Le jour de ses 75 ans, John Perry se rend sur la tombe de sa femme, puis il s’engage dans les Forces de Défense Coloniale. Les FDC sont l’armée de l’expansion humaine dans l’espace. Le job est simple : protéger les planètes colonisées par les humains et conquérir celles occupées par les races extra-terrestres. Sur terre, personne ne sait vraiment ce qu’il se passe là-haut. Les recrues signent pour un aller simple, sans possibilité de retour. Elles s’engagent pour 2 ans avec une possibilité d’extension de 8 ans. Ensuite, si le soldat n’est pas mort au combat, il peut prétendre à une retraite tranquille sur une des planètes colonisées.

Le vieil homme est la guerre dispose de toute l’artillerie d’un space opera classique : vaisseaux gigantesques, armes sophistiquées, et races aliennes multiples. Je ne suis pas un grand fan des « ambiances militaires » mais John Scalzi évite les écueils du militarisme à deux balles avec humour. Il développe son univers, et déploie des technologies sans s’attarder sur les aspects scientifiques ; l’essentiel dans ce roman étant les personnages.

L’altérité est un concept que l’on retrouve souvent dans les œuvres de science-fiction. Dans le vieil homme et la guerre, le rapport aux autres, l’identité dans le groupe sont au centre du roman. Le héros doit s’adapter à sa nouvelle vie militaire, en même temps qu’il doit surmonter la disparition de sa femme.
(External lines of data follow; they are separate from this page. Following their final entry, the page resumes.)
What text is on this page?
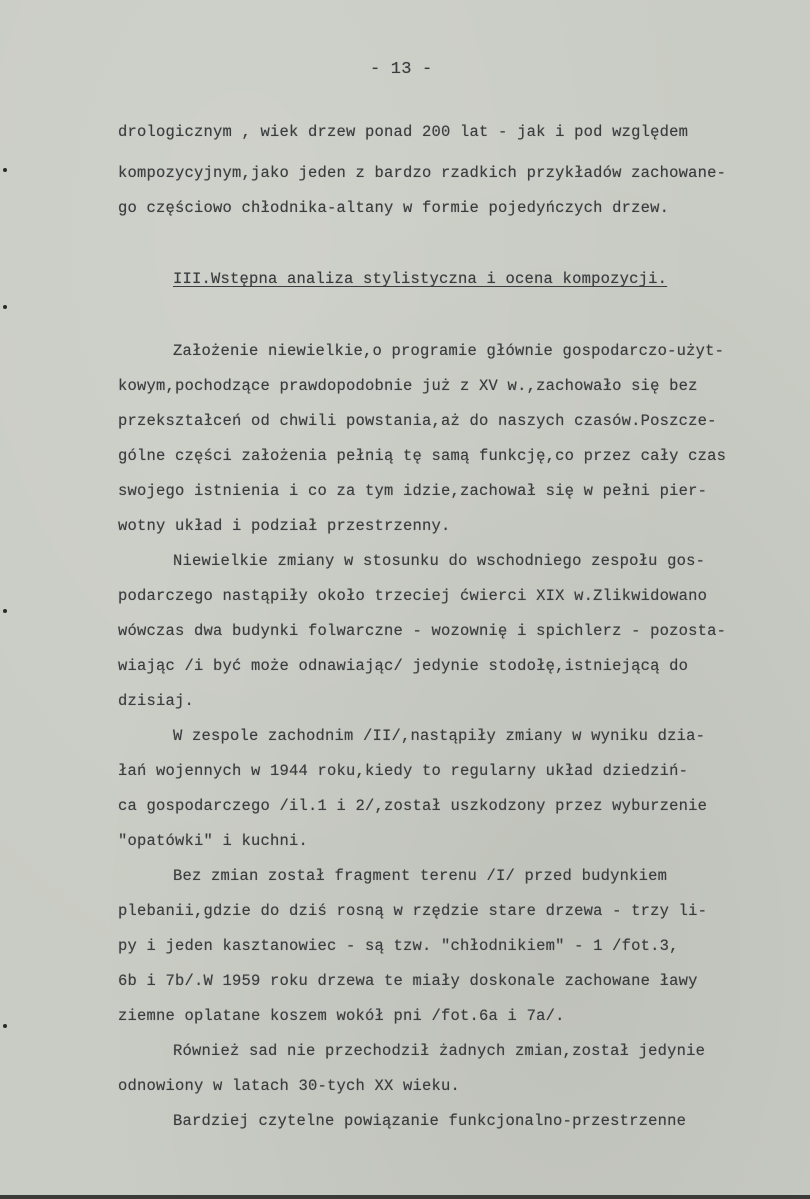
- 13 -
drologicznym , wiek drzew ponad 200 lat - jak i pod względem
kompozycyjnym,jako jeden z bardzo rzadkich przykładów zachowane-
go częściowo chłodnika-altany w formie pojedyńczych drzew.
III.Wstępna analiza stylistyczna i ocena kompozycji.
Założenie niewielkie,o programie głównie gospodarczo-użyt-
kowym,pochodzące prawdopodobnie już z XV w.,zachowało się bez
przekształceń od chwili powstania,aż do naszych czasów.Poszcze-
gólne części założenia pełnią tę samą funkcję,co przez cały czas
swojego istnienia i co za tym idzie,zachował się w pełni pier-
wotny układ i podział przestrzenny.
Niewielkie zmiany w stosunku do wschodniego zespołu gos-
podarczego nastąpiły około trzeciej ćwierci XIX w.Zlikwidowano
wówczas dwa budynki folwarczne - wozownię i spichlerz - pozosta-
wiając /i być może odnawiając/ jedynie stodołę,istniejącą do
dzisiaj.
W zespole zachodnim /II/,nastąpiły zmiany w wyniku dzia-
łań wojennych w 1944 roku,kiedy to regularny układ dziedziń-
ca gospodarczego /il.1 i 2/,został uszkodzony przez wyburzenie
"opatówki" i kuchni.
Bez zmian został fragment terenu /I/ przed budynkiem
plebanii,gdzie do dziś rosną w rzędzie stare drzewa - trzy li-
py i jeden kasztanowiec - są tzw. "chłodnikiem" - 1 /fot.3,
6b i 7b/.W 1959 roku drzewa te miały doskonale zachowane ławy
ziemne oplatane koszem wokół pni /fot.6a i 7a/.
Również sad nie przechodził żadnych zmian,został jedynie
odnowiony w latach 30-tych XX wieku.
Bardziej czytelne powiązanie funkcjonalno-przestrzenne
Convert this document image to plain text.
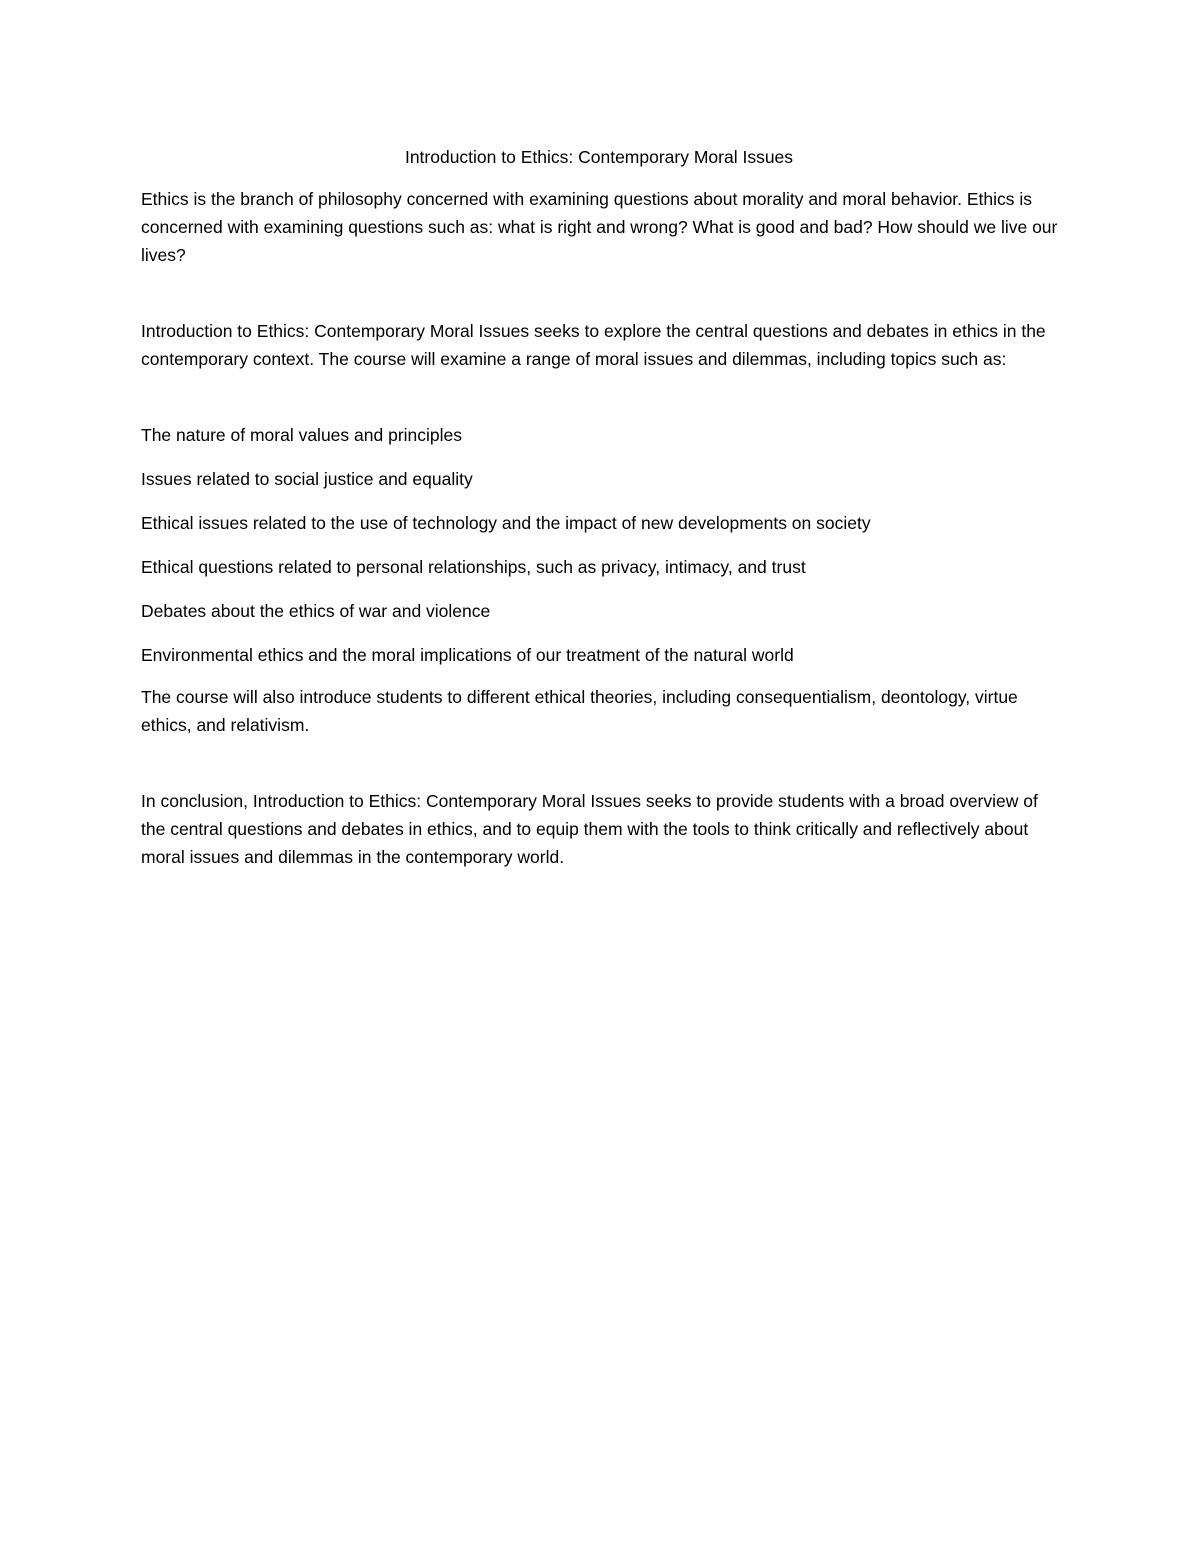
Introduction to Ethics: Contemporary Moral Issues

Ethics is the branch of philosophy concerned with examining questions about morality and moral behavior. Ethics is concerned with examining questions such as: what is right and wrong? What is good and bad? How should we live our lives?

Introduction to Ethics: Contemporary Moral Issues seeks to explore the central questions and debates in ethics in the contemporary context. The course will examine a range of moral issues and dilemmas, including topics such as:

The nature of moral values and principles
Issues related to social justice and equality
Ethical issues related to the use of technology and the impact of new developments on society
Ethical questions related to personal relationships, such as privacy, intimacy, and trust
Debates about the ethics of war and violence
Environmental ethics and the moral implications of our treatment of the natural world

The course will also introduce students to different ethical theories, including consequentialism, deontology, virtue ethics, and relativism.

In conclusion, Introduction to Ethics: Contemporary Moral Issues seeks to provide students with a broad overview of the central questions and debates in ethics, and to equip them with the tools to think critically and reflectively about moral issues and dilemmas in the contemporary world.
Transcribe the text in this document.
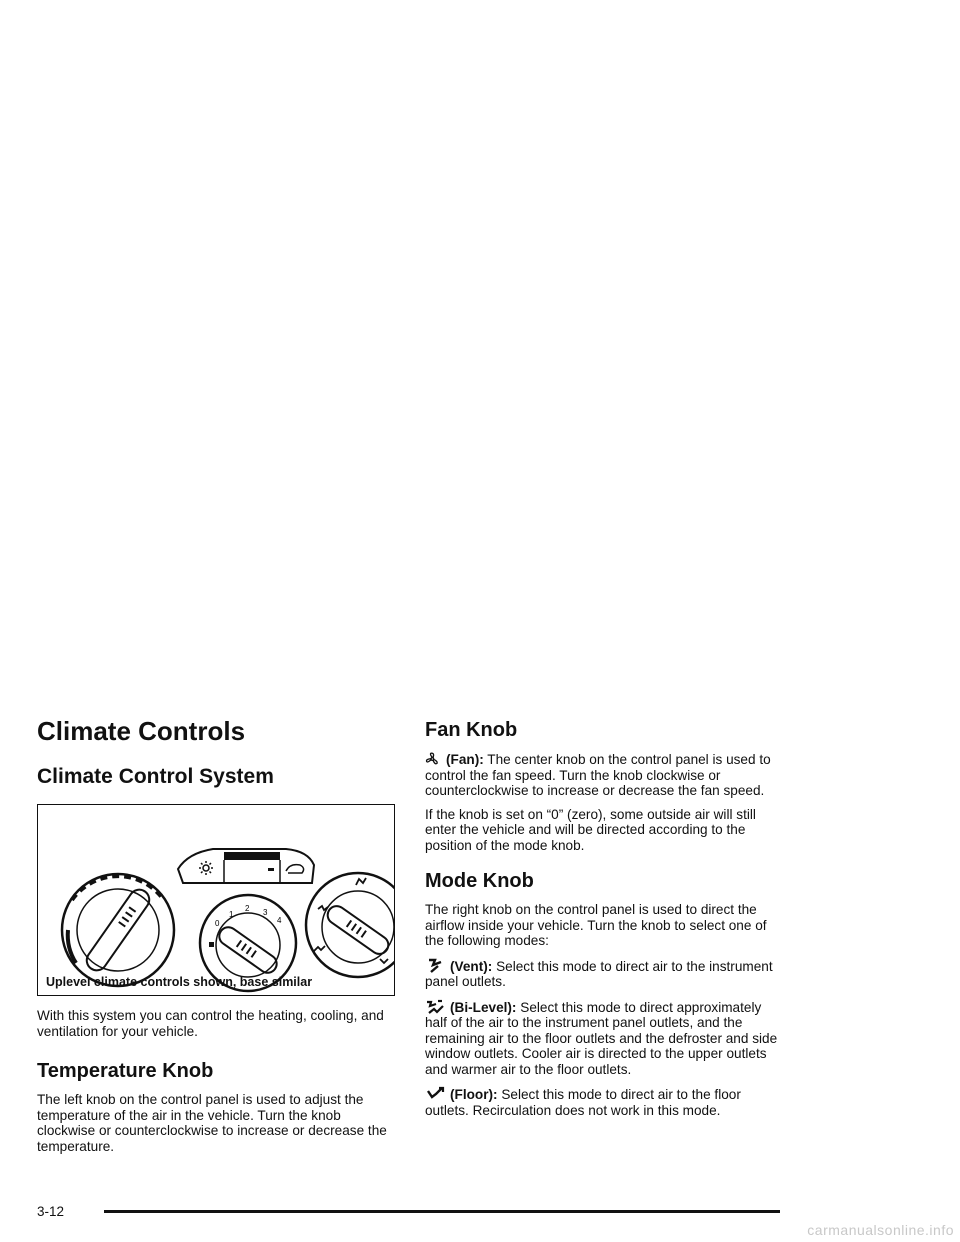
Climate Controls
Climate Control System
0
1
2 3
4
Uplevel climate controls shown, base similar

With this system you can control the heating, cooling, and ventilation for your vehicle.

Temperature Knob

The left knob on the control panel is used to adjust the temperature of the air in the vehicle. Turn the knob clockwise or counterclockwise to increase or decrease the temperature.

Fan Knob

(Fan): The center knob on the control panel is used to control the fan speed. Turn the knob clockwise or counterclockwise to increase or decrease the fan speed.

If the knob is set on “0” (zero), some outside air will still enter the vehicle and will be directed according to the position of the mode knob.

Mode Knob

The right knob on the control panel is used to direct the airflow inside your vehicle. Turn the knob to select one of the following modes:

(Vent): Select this mode to direct air to the instrument panel outlets.

(Bi-Level): Select this mode to direct approximately half of the air to the instrument panel outlets, and the remaining air to the floor outlets and the defroster and side window outlets. Cooler air is directed to the upper outlets and warmer air to the floor outlets.

(Floor): Select this mode to direct air to the floor outlets. Recirculation does not work in this mode.

3-12
carmanualsonline.info
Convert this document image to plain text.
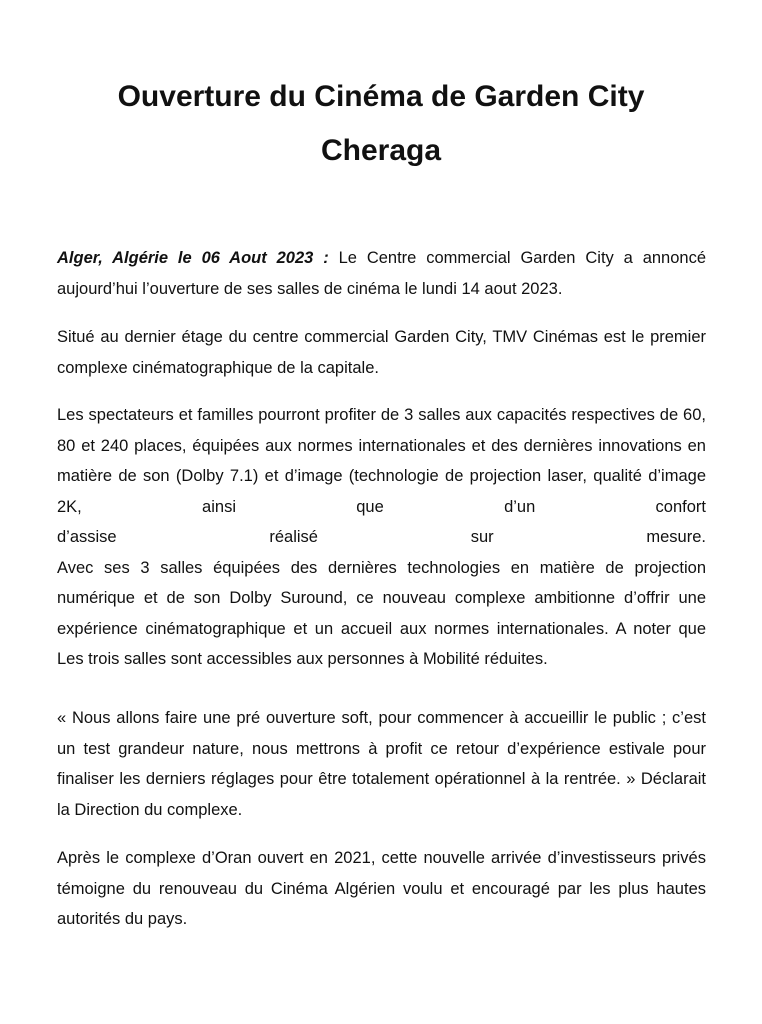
Ouverture du Cinéma de Garden City
Cheraga

Alger, Algérie le 06 Aout 2023 : Le Centre commercial Garden City a annoncé aujourd’hui l’ouverture de ses salles de cinéma le lundi 14 aout 2023.

Situé au dernier étage du centre commercial Garden City, TMV Cinémas est le premier complexe cinématographique de la capitale.

Les spectateurs et familles pourront profiter de 3 salles aux capacités respectives de 60, 80 et 240 places, équipées aux normes internationales et des dernières innovations en matière de son (Dolby 7.1) et d’image (technologie de projection laser, qualité d’image 2K, ainsi que d’un confort
d’assise	réalisé	sur	mesure.
Avec ses 3 salles équipées des dernières technologies en matière de projection numérique et de son Dolby Suround, ce nouveau complexe ambitionne d’offrir une expérience cinématographique et un accueil aux normes internationales. A noter que Les trois salles sont accessibles aux personnes à Mobilité réduites.

« Nous allons faire une pré ouverture soft, pour commencer à accueillir le public ; c’est un test grandeur nature, nous mettrons à profit ce retour d’expérience estivale pour finaliser les derniers réglages pour être totalement opérationnel à la rentrée. » Déclarait la Direction du complexe.

Après le complexe d’Oran ouvert en 2021, cette nouvelle arrivée d’investisseurs privés témoigne du renouveau du Cinéma Algérien voulu et encouragé par les plus hautes autorités du pays.
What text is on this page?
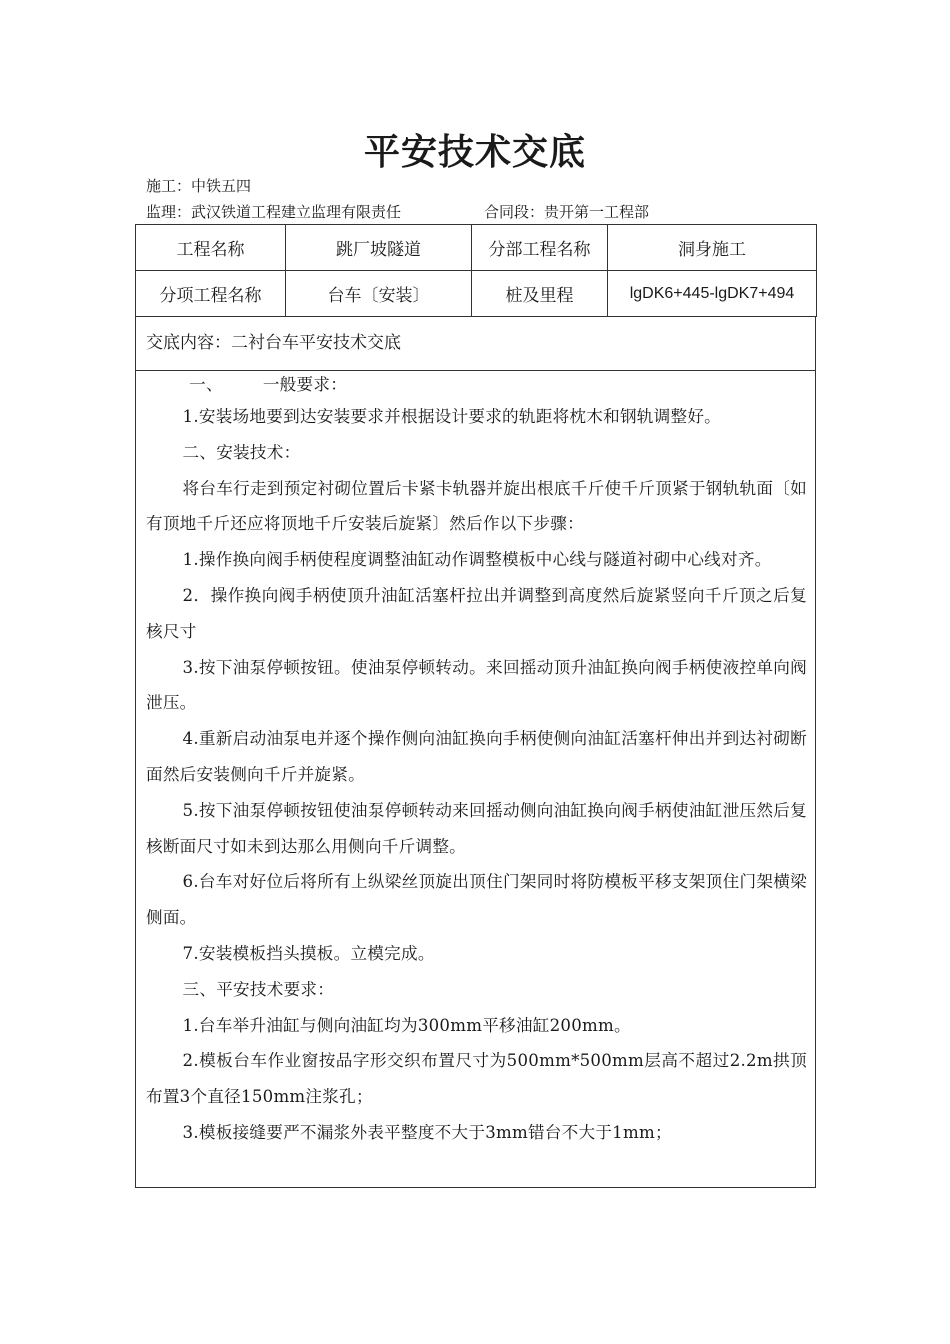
平安技术交底
施工：中铁五四
监理：武汉铁道工程建立监理有限责任	合同段：贵开第一工程部
工程名称	跳厂坡隧道	分部工程名称	洞身施工
分项工程名称	台车〔安装〕	桩及里程	lgDK6+445-lgDK7+494
交底内容：二衬台车平安技术交底

一、 一般要求：

1.安装场地要到达安装要求并根据设计要求的轨距将枕木和钢轨调整好。

二、安装技术：

将台车行走到预定衬砌位置后卡紧卡轨器并旋出根底千斤使千斤顶紧于钢轨轨面〔如有顶地千斤还应将顶地千斤安装后旋紧〕然后作以下步骤：

1.操作换向阀手柄使程度调整油缸动作调整模板中心线与隧道衬砌中心线对齐。

2．操作换向阀手柄使顶升油缸活塞杆拉出并调整到高度然后旋紧竖向千斤顶之后复核尺寸

3.按下油泵停顿按钮。使油泵停顿转动。来回摇动顶升油缸换向阀手柄使液控单向阀泄压。

4.重新启动油泵电并逐个操作侧向油缸换向手柄使侧向油缸活塞杆伸出并到达衬砌断面然后安装侧向千斤并旋紧。

5.按下油泵停顿按钮使油泵停顿转动来回摇动侧向油缸换向阀手柄使油缸泄压然后复核断面尺寸如未到达那么用侧向千斤调整。

6.台车对好位后将所有上纵梁丝顶旋出顶住门架同时将防模板平移支架顶住门架横梁侧面。

7.安装模板挡头摸板。立模完成。

三、平安技术要求：

1.台车举升油缸与侧向油缸均为300mm平移油缸200mm。

2.模板台车作业窗按品字形交织布置尺寸为500mm*500mm层高不超过2.2m拱顶布置3个直径150mm注浆孔；

3.模板接缝要严不漏浆外表平整度不大于3mm错台不大于1mm；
Pour John Kerry, la perte de l’alter ego et le vide laissé semble comblé par le sentiment de camaraderie et l’amitié, au moins pour un temps. Le transhumanisme est l’autre concept développé dans le livre. Pour pouvoir intégrer l’armée, les recrues doivent se plier à certaines améliorations corporelles. John Scalzi comme d’autres auteurs de SF avant lui interroge le rapport au corps et au vieillissement.

Au final, on tient là un bon divertissement, bien écrit et intelligent avec ce qu’il faut de scènes d’action, et d’humour pour que le lecteur tourne les pages et se laisse embarquer.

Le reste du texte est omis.